The tailscale_jit_requests row's slack_channel_id + slack_message_ts resolves to the original approval card. The card has been updated through the lifecycle: requester, intent, who approved, when, and whether the elevation completed cleanly or was revoked.

Slack messages are off-platform and Slack-owned — the strongest tamper-resistant record we have.

sql
-- run on tuist-ops's Postgres (mgmt cluster):
--   kubectl exec -n tuist-ops -c postgres <tuist-ops-pg-cluster-pod> -- psql
SELECT requester_slack_id, approver_slack_id, slack_channel_id, slack_message_ts, intent
FROM tailscale_jit_requests
WHERE id = (SELECT request_id FROM tailscale_jit_elevations WHERE id = $ELEVATION_ID);

Deep-link: https://tuist.slack.com/archives/<channel_id>/p<ts_without_dot>.

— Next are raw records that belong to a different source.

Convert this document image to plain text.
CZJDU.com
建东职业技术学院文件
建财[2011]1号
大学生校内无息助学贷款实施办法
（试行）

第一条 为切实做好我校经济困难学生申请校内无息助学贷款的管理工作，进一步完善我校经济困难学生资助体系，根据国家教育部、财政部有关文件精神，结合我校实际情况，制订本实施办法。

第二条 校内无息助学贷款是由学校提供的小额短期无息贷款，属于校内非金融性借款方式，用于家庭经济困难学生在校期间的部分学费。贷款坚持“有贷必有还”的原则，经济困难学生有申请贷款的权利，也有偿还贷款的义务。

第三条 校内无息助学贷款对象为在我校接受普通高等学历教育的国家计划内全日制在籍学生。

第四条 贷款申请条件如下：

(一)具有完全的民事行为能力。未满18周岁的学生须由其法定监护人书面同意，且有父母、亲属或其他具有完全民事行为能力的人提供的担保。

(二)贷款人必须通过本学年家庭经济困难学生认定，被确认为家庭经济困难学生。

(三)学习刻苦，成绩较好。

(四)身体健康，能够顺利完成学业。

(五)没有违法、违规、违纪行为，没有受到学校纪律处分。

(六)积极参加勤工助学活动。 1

Trail 2: tuist-ops Postgres

tailscale_jit_requests plus tailscale_jit_elevations together describe the full lifecycle the bot drove. Both tables live in the tuist-ops CNPG cluster in mgmt, NOT in the main Tuist server's database.

sql
SELECT r.id          AS request_id,
       r.requester_email,
       r.target_group,
       r.intent,
       r.status      AS request_status,
       r.approver_email,
       r.approved_at,
       r.denied_at,
       r.failure_reason,
       e.id          AS elevation_id,
       e.status      AS elevation_status,
       e.expires_at,
       e.reverted_at,
       e.revert_failure_reason
FROM tailscale_jit_requests r
LEFT JOIN tailscale_jit_elevations e ON e.request_id = r.id
WHERE e.id = $ELEVATION_ID;

Trail 3: Pomerium access log (per-call kubectl audit)

This is the per-action trail. Pomerium emits one structured log line per kubectl HTTP call it proxies, including the authenticated user's email, the verb + resource the call targeted, and the response code from the apiserver. Shipped to Grafana Cloud Loki via k8s-monitoring.

logql
{cluster=~"tuist-k8s-production|tuist-k8s-canary|tuist-k8s-staging",
 app_kubernetes_io_name="pomerium"}
  | json
  | user_email = "[email protected]"
  | timestamp >= "<elevation expires_at - ttl_seconds>"
  | timestamp <= "<elevation expires_at>"

Tighten with method, path, or response_status to find the specific calls a forensics request is about (e.g. method="DELETE" to list everything the user destroyed during the window).

If apiserver audit logging is enabled (see the follow-up in the PR description), join on the apiserver's per-resource audit events for full request/response bodies. Pomerium's log gives you "what URL and what response code"; apiserver audit gives you "what the request body looked like."

What stopped being a trail

The pre-pivot design had a fourth trail: the Tailscale ACL audit log (every ACL diff Tailscale recorded as the bot rewrote acls.json to add/remove break-glass members). That trail no longer exists — acls.json is a static document edited only through code review, and there are no runtime ACL mutations to record. If you're looking at a pre-pivot incident, the old trail is in the Tailscale admin console's Audit log; for any post-pivot incident, Pomerium's per-call log is the per-action trail.